This project implements a system for storing arbitrary binary data within a video stream. Here is the technical breakdown of the process.
The encoder treats a video frame as a grid of data "blocks".
Given a resolution (e.g., 1280x720) and a block_size (e.g., 16 pixels):
- The frame is divided into
(1280/16) * (720/16)blocks. - With a block size of 16, this creates an 80x45 grid, allowing for 3,600 bits (450 bytes) per frame.

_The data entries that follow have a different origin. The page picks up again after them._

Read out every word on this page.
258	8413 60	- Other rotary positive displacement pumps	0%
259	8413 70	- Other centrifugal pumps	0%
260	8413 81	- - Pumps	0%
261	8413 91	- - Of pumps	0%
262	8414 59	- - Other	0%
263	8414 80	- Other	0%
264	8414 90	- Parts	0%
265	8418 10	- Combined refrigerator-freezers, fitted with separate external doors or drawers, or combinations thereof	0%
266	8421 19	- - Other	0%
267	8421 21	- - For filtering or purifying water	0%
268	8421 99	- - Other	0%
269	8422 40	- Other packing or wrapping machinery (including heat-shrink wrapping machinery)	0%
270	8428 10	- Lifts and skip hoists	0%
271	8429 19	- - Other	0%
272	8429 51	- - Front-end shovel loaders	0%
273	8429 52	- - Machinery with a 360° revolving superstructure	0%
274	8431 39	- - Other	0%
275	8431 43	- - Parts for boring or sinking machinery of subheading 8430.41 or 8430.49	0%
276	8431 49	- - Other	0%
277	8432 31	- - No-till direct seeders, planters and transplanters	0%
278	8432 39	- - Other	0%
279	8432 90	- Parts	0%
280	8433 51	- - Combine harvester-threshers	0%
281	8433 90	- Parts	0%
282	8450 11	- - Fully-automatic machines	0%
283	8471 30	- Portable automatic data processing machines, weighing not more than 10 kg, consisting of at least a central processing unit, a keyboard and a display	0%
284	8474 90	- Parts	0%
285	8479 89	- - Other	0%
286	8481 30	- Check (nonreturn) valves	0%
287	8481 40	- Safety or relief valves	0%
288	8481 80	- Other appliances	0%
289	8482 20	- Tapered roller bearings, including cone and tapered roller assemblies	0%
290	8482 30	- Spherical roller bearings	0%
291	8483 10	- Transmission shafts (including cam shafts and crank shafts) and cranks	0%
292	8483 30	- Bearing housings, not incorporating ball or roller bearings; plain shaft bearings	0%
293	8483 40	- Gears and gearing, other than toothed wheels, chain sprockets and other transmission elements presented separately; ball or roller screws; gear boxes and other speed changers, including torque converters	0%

- Each bit of binary data is mapped to a block.
- Bit 1: The entire block is filled with white pixels (value 255).
- Bit 0: The entire block is filled with black pixels (value 0).

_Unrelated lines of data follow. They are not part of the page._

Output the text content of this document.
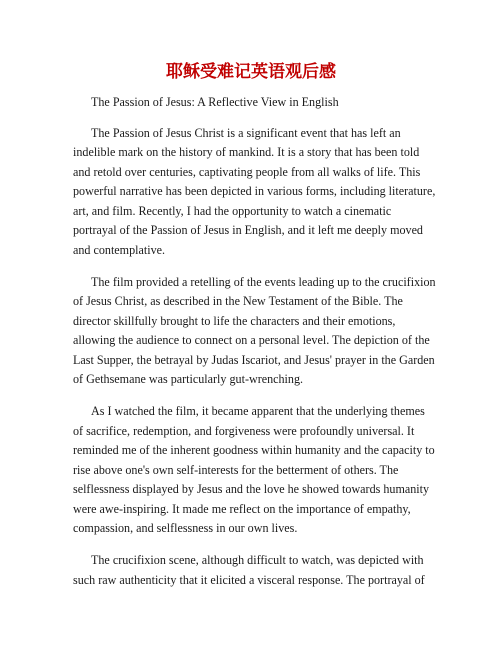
耶稣受难记英语观后感

The Passion of Jesus: A Reflective View in English

The Passion of Jesus Christ is a significant event that has left an indelible mark on the history of mankind. It is a story that has been told and retold over centuries, captivating people from all walks of life. This powerful narrative has been depicted in various forms, including literature, art, and film. Recently, I had the opportunity to watch a cinematic portrayal of the Passion of Jesus in English, and it left me deeply moved and contemplative.

The film provided a retelling of the events leading up to the crucifixion of Jesus Christ, as described in the New Testament of the Bible. The director skillfully brought to life the characters and their emotions, allowing the audience to connect on a personal level. The depiction of the Last Supper, the betrayal by Judas Iscariot, and Jesus' prayer in the Garden of Gethsemane was particularly gut-wrenching.

As I watched the film, it became apparent that the underlying themes of sacrifice, redemption, and forgiveness were profoundly universal. It reminded me of the inherent goodness within humanity and the capacity to rise above one's own self-interests for the betterment of others. The selflessness displayed by Jesus and the love he showed towards humanity were awe-inspiring. It made me reflect on the importance of empathy, compassion, and selflessness in our own lives.

The crucifixion scene, although difficult to watch, was depicted with such raw authenticity that it elicited a visceral response. The portrayal of
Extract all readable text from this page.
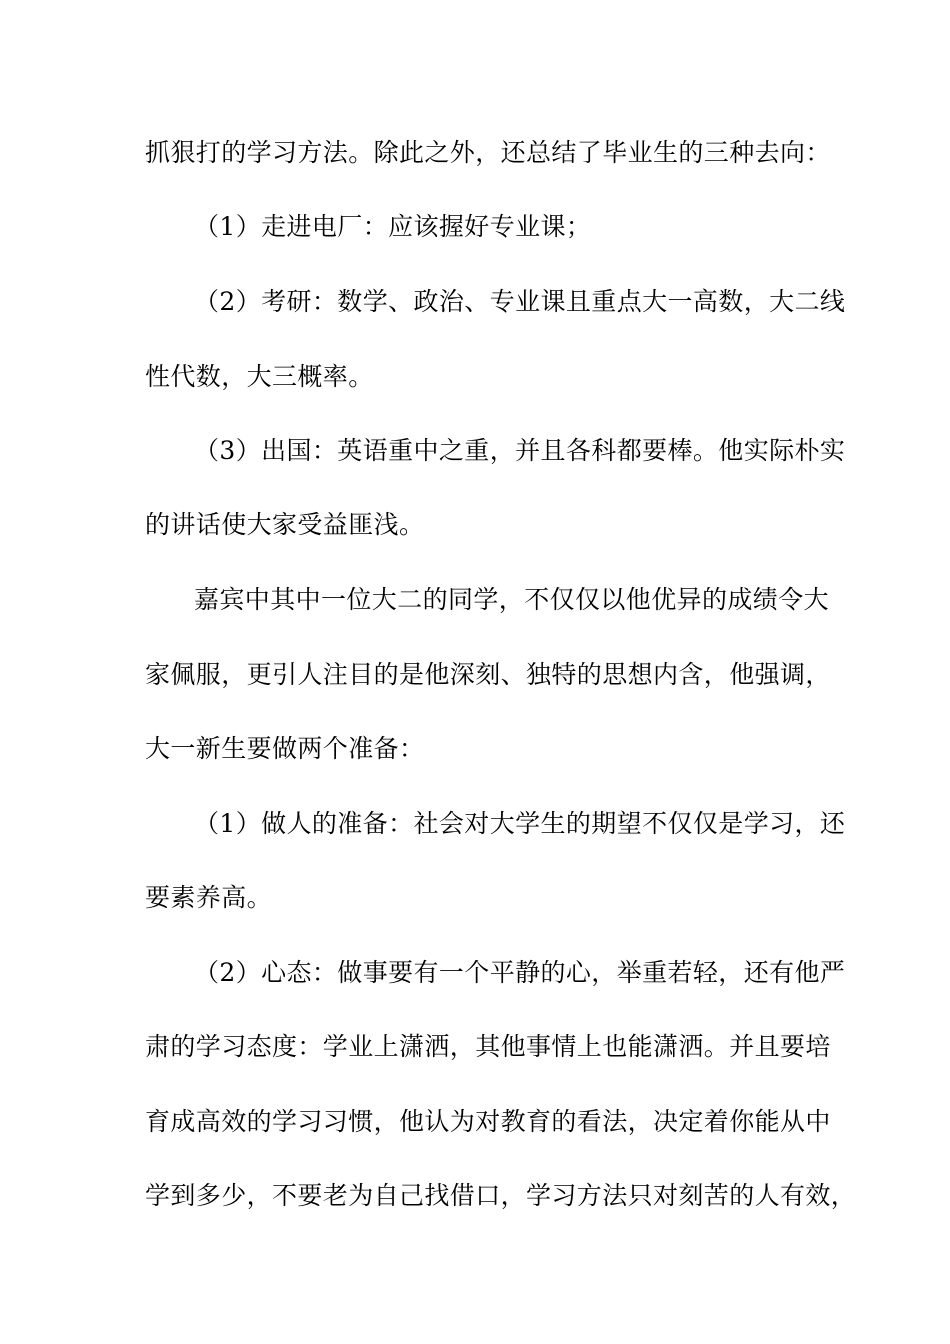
抓狠打的学习方法。除此之外，还总结了毕业生的三种去向：
（1）走进电厂：应该握好专业课；
（2）考研：数学、政治、专业课且重点大一高数，大二线
性代数，大三概率。
（3）出国：英语重中之重，并且各科都要棒。他实际朴实
的讲话使大家受益匪浅。
嘉宾中其中一位大二的同学，不仅仅以他优异的成绩令大
家佩服，更引人注目的是他深刻、独特的思想内含，他强调，
大一新生要做两个准备：
（1）做人的准备：社会对大学生的期望不仅仅是学习，还
要素养高。
（2）心态：做事要有一个平静的心，举重若轻，还有他严
肃的学习态度：学业上潇洒，其他事情上也能潇洒。并且要培
育成高效的学习习惯，他认为对教育的看法，决定着你能从中
学到多少，不要老为自己找借口，学习方法只对刻苦的人有效，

To ensure the data can be reassembled correctly and verified, each frame includes a 16-byte header:
- Frame Index (4B): The sequence number of the frame.
- Total Frames (4B): The total number of frames in the sequence.

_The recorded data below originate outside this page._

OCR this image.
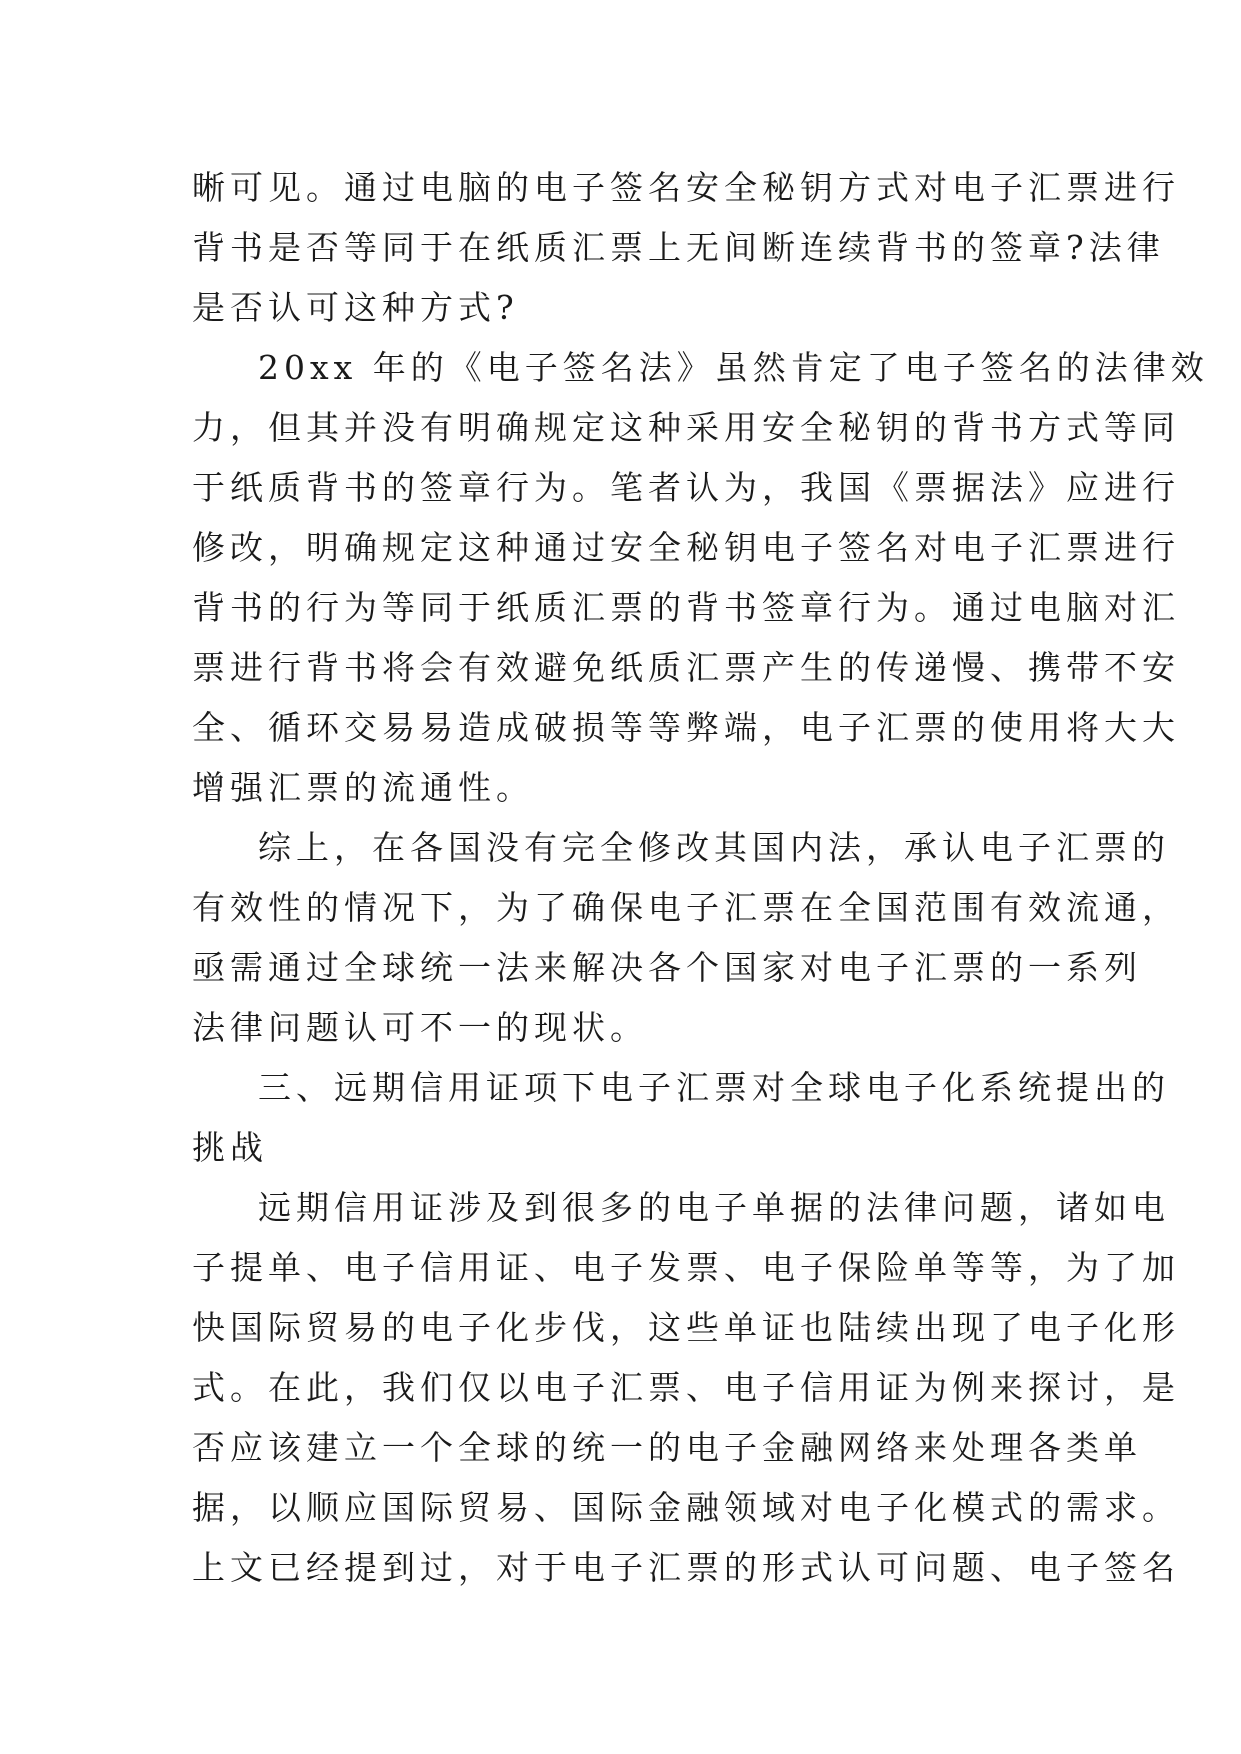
晰可见。通过电脑的电子签名安全秘钥方式对电子汇票进行
背书是否等同于在纸质汇票上无间断连续背书的签章?法律
是否认可这种方式?
20xx 年的《电子签名法》虽然肯定了电子签名的法律效
力，但其并没有明确规定这种采用安全秘钥的背书方式等同
于纸质背书的签章行为。笔者认为，我国《票据法》应进行
修改，明确规定这种通过安全秘钥电子签名对电子汇票进行
背书的行为等同于纸质汇票的背书签章行为。通过电脑对汇
票进行背书将会有效避免纸质汇票产生的传递慢、携带不安
全、循环交易易造成破损等等弊端，电子汇票的使用将大大
增强汇票的流通性。
综上，在各国没有完全修改其国内法，承认电子汇票的
有效性的情况下，为了确保电子汇票在全国范围有效流通，
亟需通过全球统一法来解决各个国家对电子汇票的一系列
法律问题认可不一的现状。
三、远期信用证项下电子汇票对全球电子化系统提出的
挑战
远期信用证涉及到很多的电子单据的法律问题，诸如电
子提单、电子信用证、电子发票、电子保险单等等，为了加
快国际贸易的电子化步伐，这些单证也陆续出现了电子化形
式。在此，我们仅以电子汇票、电子信用证为例来探讨，是
否应该建立一个全球的统一的电子金融网络来处理各类单
据，以顺应国际贸易、国际金融领域对电子化模式的需求。
上文已经提到过，对于电子汇票的形式认可问题、电子签名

- Data Length (4B): The number of actual data bytes in this specific frame.
- CRC32 Checksum (4B): A checksum of the payload data for integrity verification.
The primary challenge of using YouTube is lossy compression. Platforms like YouTube use aggressive codecs (H.264, VP9, AV1) that discard high-frequency information to save space.
If we used 1x1 pixel blocks, video compression would blur the edges, making it impossible to distinguish between a 0 and a 1. By using larger blocks (16x16), we create redundancy. Even if the edges of the block are blurred or "artifacted," the center of the block remains clearly black or white.
The system can automatically choose an optimal block size based on the input file size when --block-size 0 is specified:
- Small files (<100KB): Uses 32px blocks for extreme robustness.
- Medium files: Uses 16px blocks (default).
- Large files (>10MB): Uses 8px blocks to maximize density.
During decoding, if --block-size 0 is passed, the decoder attempts to "probe" the first frame with various common block sizes (8, 16, 32, etc.) until it finds one that yields a valid header and passing CRC.
- When encoding locally, we use the FFV1 codec (lossless) or MP4V.
- When YouTube processes the video, it re-encodes it. The large block size ensures that the "signal" (the black/white blocks) survives this transformation.
The decoder reverses the mapping:
- It reads the video frame by frame.
- It samples the center pixel of each block using optimized NumPy grid sampling.
- If the pixel value is
> 128, it registers a1; otherwise, a0. - It parses the 12-byte header to identify the frame's position and payload size.
- Once all frames are collected, it reassembles them into the original binary file.
Encoding and decoding are CPU-intensive due to Reed-Solomon calculations and image processing. The system utilizes Python's ProcessPoolExecutor to distribute frame processing across all available CPU cores.
- Encoder: Generates multiple frames in parallel and writes them to the video stream in sequence.
- Decoder: Reads frames sequentially (as required by OpenCV) but offloads the grayscale conversion, sampling, and Reed-Solomon decoding to a pool of worker processes.
Instead of iterating through pixels with nested loops, the system uses NumPy's repeat and reshape functions for frame generation and advanced indexing for grid sampling, drastically reducing the overhead of processing high-resolution video frames.
Since the decoded file is just a stream of bytes, the restore_format.py script uses magic bytes (via the file utility) to identify what the original file extension was (e.g., .zip, .pdf, .mp4) and renames it accordingly.